SRSU3601 Data Driven Discovery

Credit points: 6 Teacher/Coordinator: Sally Cripps Session: Semester 1 Classes: 2hrs seminar and 1 hr workshop/group work per week Assumed knowledge: Upper-level disciplinary knowledge Assessment: Identifying and carrying out relevant independent Research and Reading 10% Seminar interaction 20% Final presentation 20% Final paper 50% Mode of delivery: Block mode
Note: Department permission required for enrolment
This unit is designed for honours and 3rd year students to explore the use of data and data science techniques, in developing and structuring a complex research problem. Students will be part of a multi-disciplinary team that is a partnership between students who are domain specialists and those who are data scientists.

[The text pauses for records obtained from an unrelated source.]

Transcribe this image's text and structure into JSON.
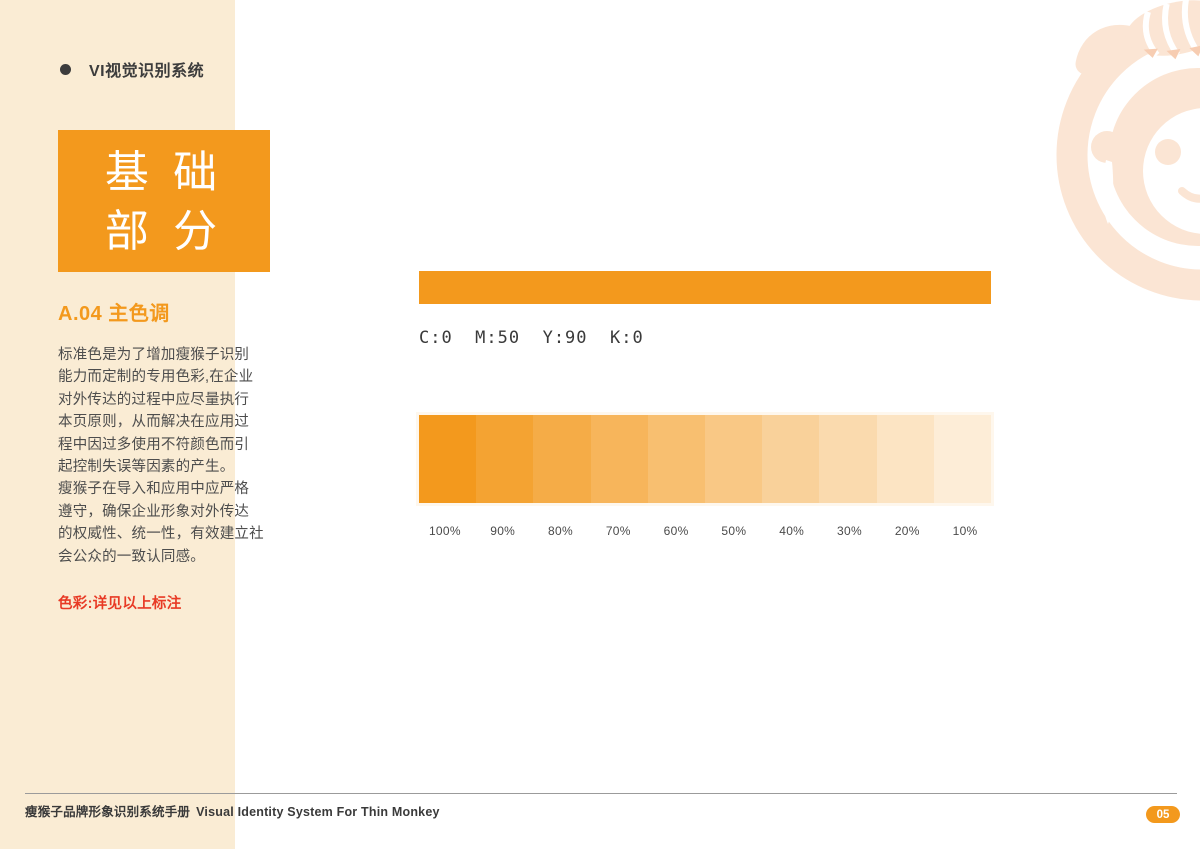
{
  "header": {
    "title": "VI视觉识别系统"
  },
  "section_box": {
    "line1": "基 础",
    "line2": "部 分",
    "background_color": "#F3991D",
    "text_color": "#FFFFFF"
  },
  "sidebar": {
    "section_heading": "A.04 主色调",
    "heading_color": "#F3991D",
    "body_lines": [
      "标准色是为了增加瘦猴子识别",
      "能力而定制的专用色彩,在企业",
      "对外传达的过程中应尽量执行",
      "本页原则，从而解决在应用过",
      "程中因过多使用不符颜色而引",
      "起控制失误等因素的产生。",
      "瘦猴子在导入和应用中应严格",
      "遵守，确保企业形象对外传达",
      "的权威性、统一性，有效建立社",
      "会公众的一致认同感。"
    ],
    "note": "色彩:详见以上标注",
    "note_color": "#E83A25",
    "background_color": "#FAECD4"
  },
  "main": {
    "primary_color": "#F3991D",
    "cmyk_label": "C:0  M:50  Y:90  K:0"
  },
  "color_ramp": {
    "base_color": "#F3991D",
    "levels": [
      {
        "label": "100%",
        "opacity": 1.0
      },
      {
        "label": "90%",
        "opacity": 0.9
      },
      {
        "label": "80%",
        "opacity": 0.8
      },
      {
        "label": "70%",
        "opacity": 0.7
      },
      {
        "label": "60%",
        "opacity": 0.6
      },
      {
        "label": "50%",
        "opacity": 0.5
      },
      {
        "label": "40%",
        "opacity": 0.4
      },
      {
        "label": "30%",
        "opacity": 0.3
      },
      {
        "label": "20%",
        "opacity": 0.2
      },
      {
        "label": "10%",
        "opacity": 0.1
      }
    ]
  },
  "footer": {
    "title_zh": "瘦猴子品牌形象识别系统手册",
    "title_en": "Visual Identity System For Thin Monkey",
    "page_number": "05"
  },
  "watermark": {
    "color": "#FBE5D4",
    "stripe_accent": "#F7CDB2"
  }
}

Research problems will be chosen to span the space of data-driven discovery. These problems will have the following features (1) The complexity of the problem is always greater than the amount of available data (2) Data is varied in type and comes from heterogeneous sources (3) The problem has the potential for impact. Examples could include what factors predict youth disengagement, How effective was a policy in bringing about change, What lies underneath Australia and what implication does this have for resource discovery?, The obesity epidemic, Are humans more ethical than algorithms. The Centre of Translational Data Science has many such projects, students will be able to choose one of these problem, or to propose a problem of relevance and interest to them. Within these broad areas students will learn to develop a specific research problem, by building data-centric, predictive and testable models of the phenomenon. They will learn how to discover by being specific. Students will be required to outline how they might generalize the ideas in their specific problem to a larger class of problem, and so recognise that research problems in diverse domains, which differ widely in surface characteristics, can have similar structure. Participation in this unit will require students to submit an application. Where appropriate, and with the approval of the relevant faculty, this unit may be counted as a selective for a major.